Councilwoman Margaret Klein said taxpayers want to see the employees they pay living in the city.
“I just think it’s fair that if you’re going to give people hefty wages — you know competitively in Waterloo firemen make very good wages and their benefits are excellent — I think the citizens just want to see that they’re part of the community,” Klein said.
City employees shouldn’t just “come in and service us like you get a flat tire on the highway and you’ve got to get somebody to come out and put air in the tire,” she added.
Klein compiled statistics during the last budget process showing about 52 percent of of city employees actually live in Waterloo. That data showed 45 firefighters lived in the city while 64 lived elsewhere.
The current 10-mile radius allows employees to live in Cedar Falls, Hudson, Evansdale, Elk Run Heights, Raymond, Gilbertville and part of Dunkerton. Cities just outside the radius include Janesville, Waverly, Denver, Jesup, Dike and La Porte City.
Cities are prevented under Iowa law from requiring civil service employees from living within the city limits. But they can set reasonable distance requirements for police, fire and other critical response employees.
The law does not apply to noncivil service employees, which is why Waterloo can legally require its department heads to reside in the city limits.
Waterloo defines “critical” employees as all sworn police officers and firefighters, engineering and sanitation staff involved in flood control, street department personnel, forestry workers, airport maintenance workers, many sewer maintenance and treatment plant employees, all traffic operations staff, parking maintenance, building maintenance and information technology workers, along with several other positions.
A policy adopted in 1981 required those workers to live within a 30-minute drive of the city. It was revised in 2003 to a 20-mile radius of City Hall. The current policy, with a 10-mile radius, was adopted in September 2006.
Waterloo’s policy is more restrictive than those adopted in most other large cities.
Des Moines and West Des Moines require sworn public safety employees to live within a one-hour drive of city limits. Council Bluffs requires police employees to live within 30 miles of police headquarters and firefighters to live within 60 miles of the fire headquarters.
Cedar Rapids requires sworn police and fire personnel to live within 50 driving miles of the main stations. Iowa City police, fire and other critical employees are required to live within 17 miles of the city limits.
Davenport has an ordinance stating that public safety personnel must live in Scott County or a small area of Muscatine County.
Urbandale requires police employees to live within 25 miles of the city limits but has no policy for firefighters or other employees.

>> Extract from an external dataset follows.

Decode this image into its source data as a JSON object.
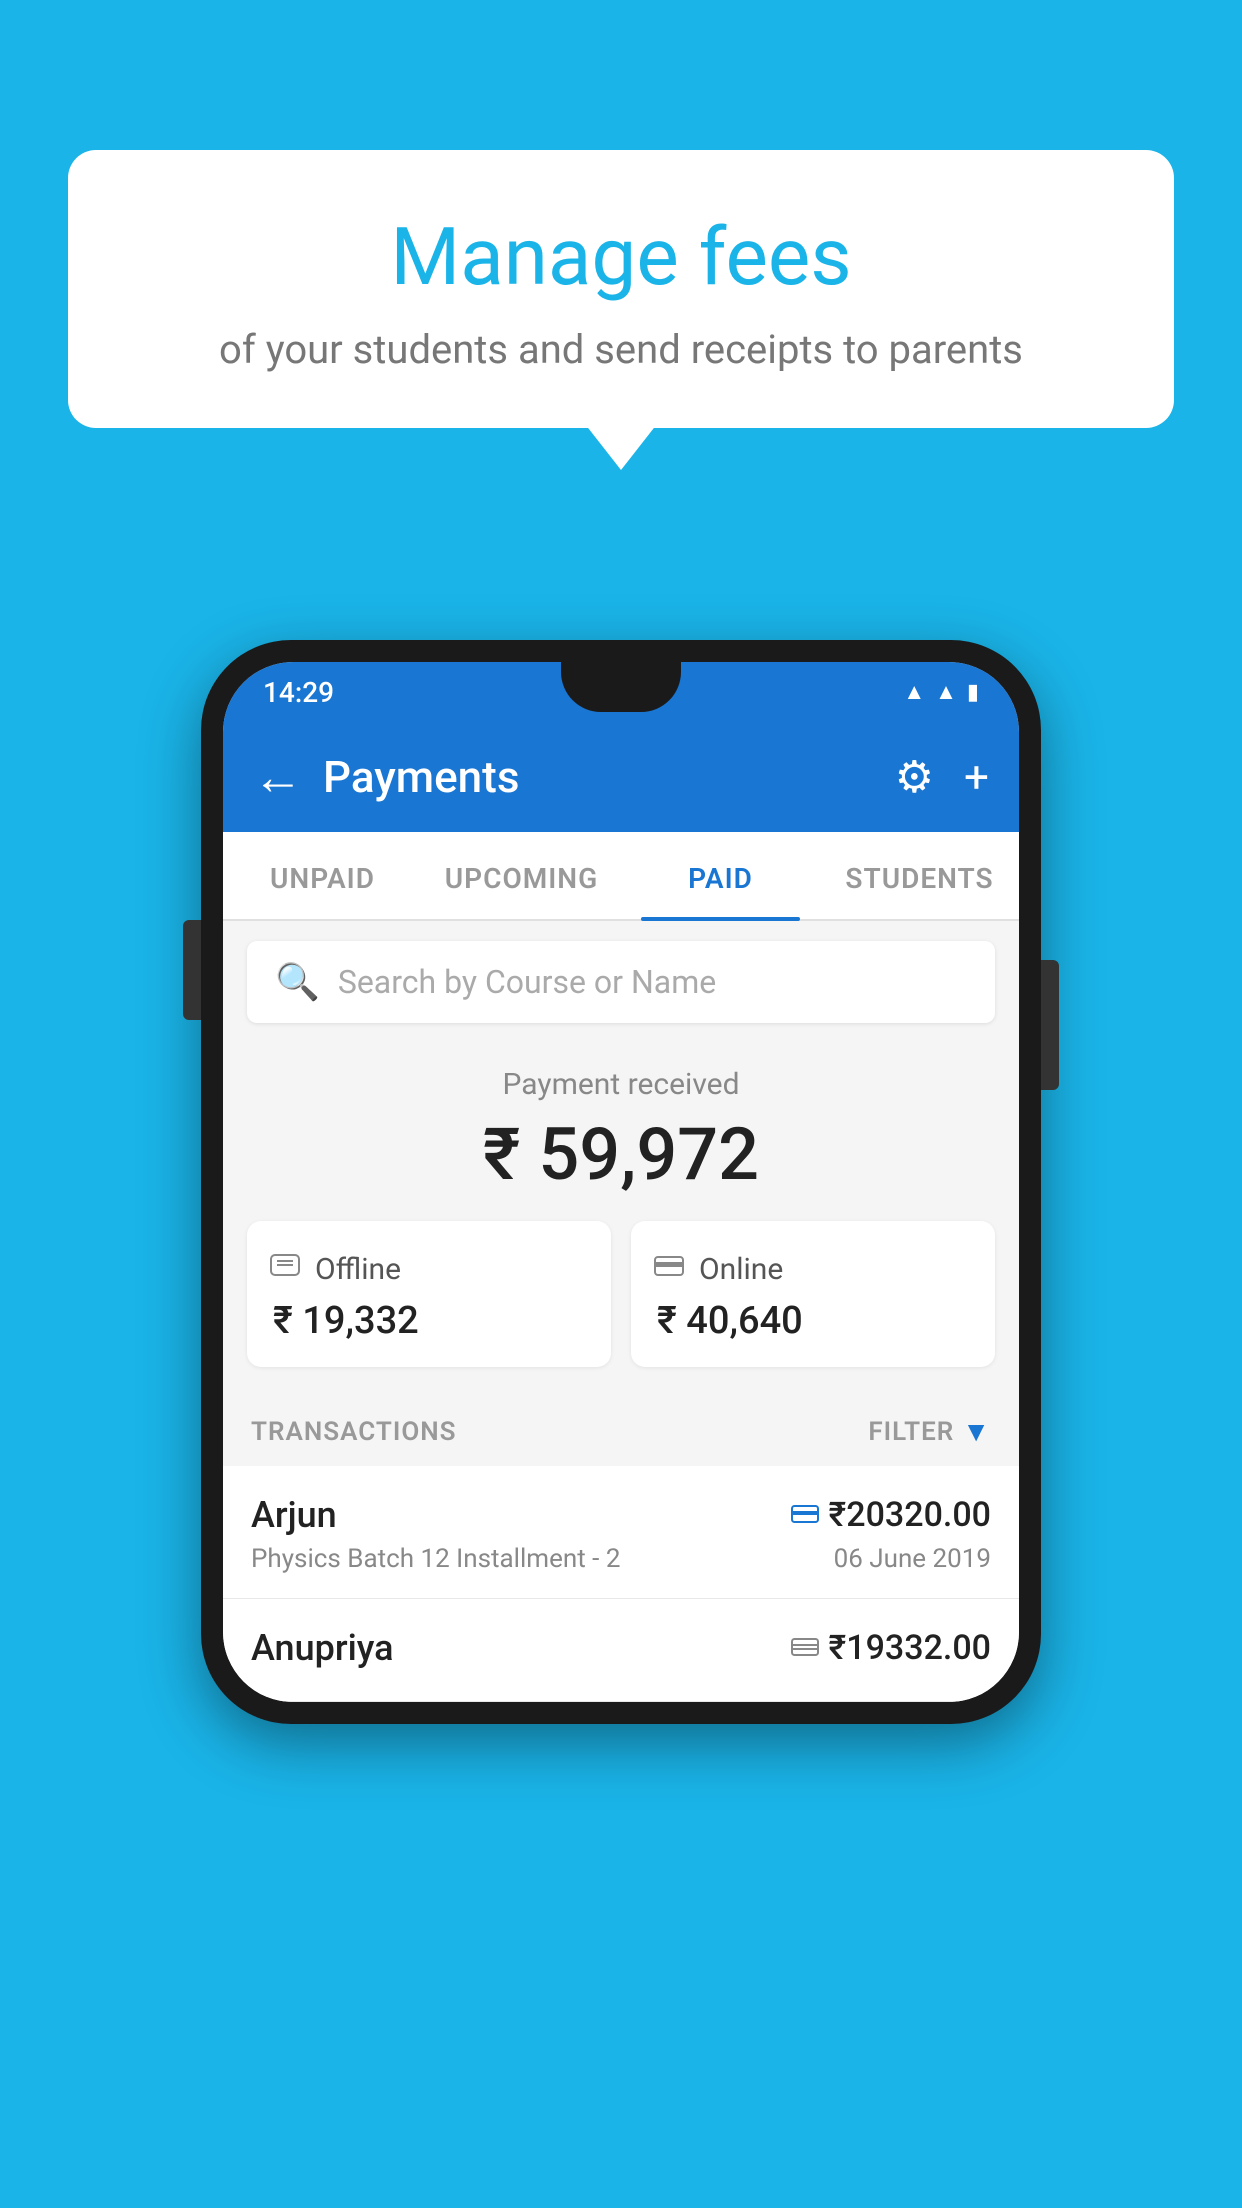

Cedar Falls also lacks a residency policy for police or firefighters.
Sioux City is nearly as restrictive as Waterloo, requiring all city employees hired after July 1, 1997, to live in the city or within a 10-mile radius of the city limits. Dubuque requires every noncivil service employee, police officer, firefighter and critical civil service employee to live within 6.5 miles of the corporate limits by the most direct route.
Treloar said the stated reason for the Waterloo policy is to ensure off-duty firefighters can respond quickly during a call-back situation. But he said he’s never been called back during his 22-year career and noted a 30-year battalion chief has only been called back twice.
Mayor Quentin Hart cautioned against becoming complacent just because callbacks are rare.
“It’s kind of like an insurance policy: You may not ever use it, but you darn well want to know that you have it just in case anything happens,” Hart said. “There needs to be a balance to make sure we have folks here that could (respond).”
Council members agreed to form a committee to review other city policies and get input from other department heads on the residency requirements for their critical employees.
Meanwhile, Treloar suggested the city could use a carrot instead of a stick approach, possibly looking at incentives to lure new hires to live in town.
“I would love for all of our members to live within the city, but we do not need them to,” he said.
“We encourage all our members to live within the city and we give them a hard sell at the time we hire them.”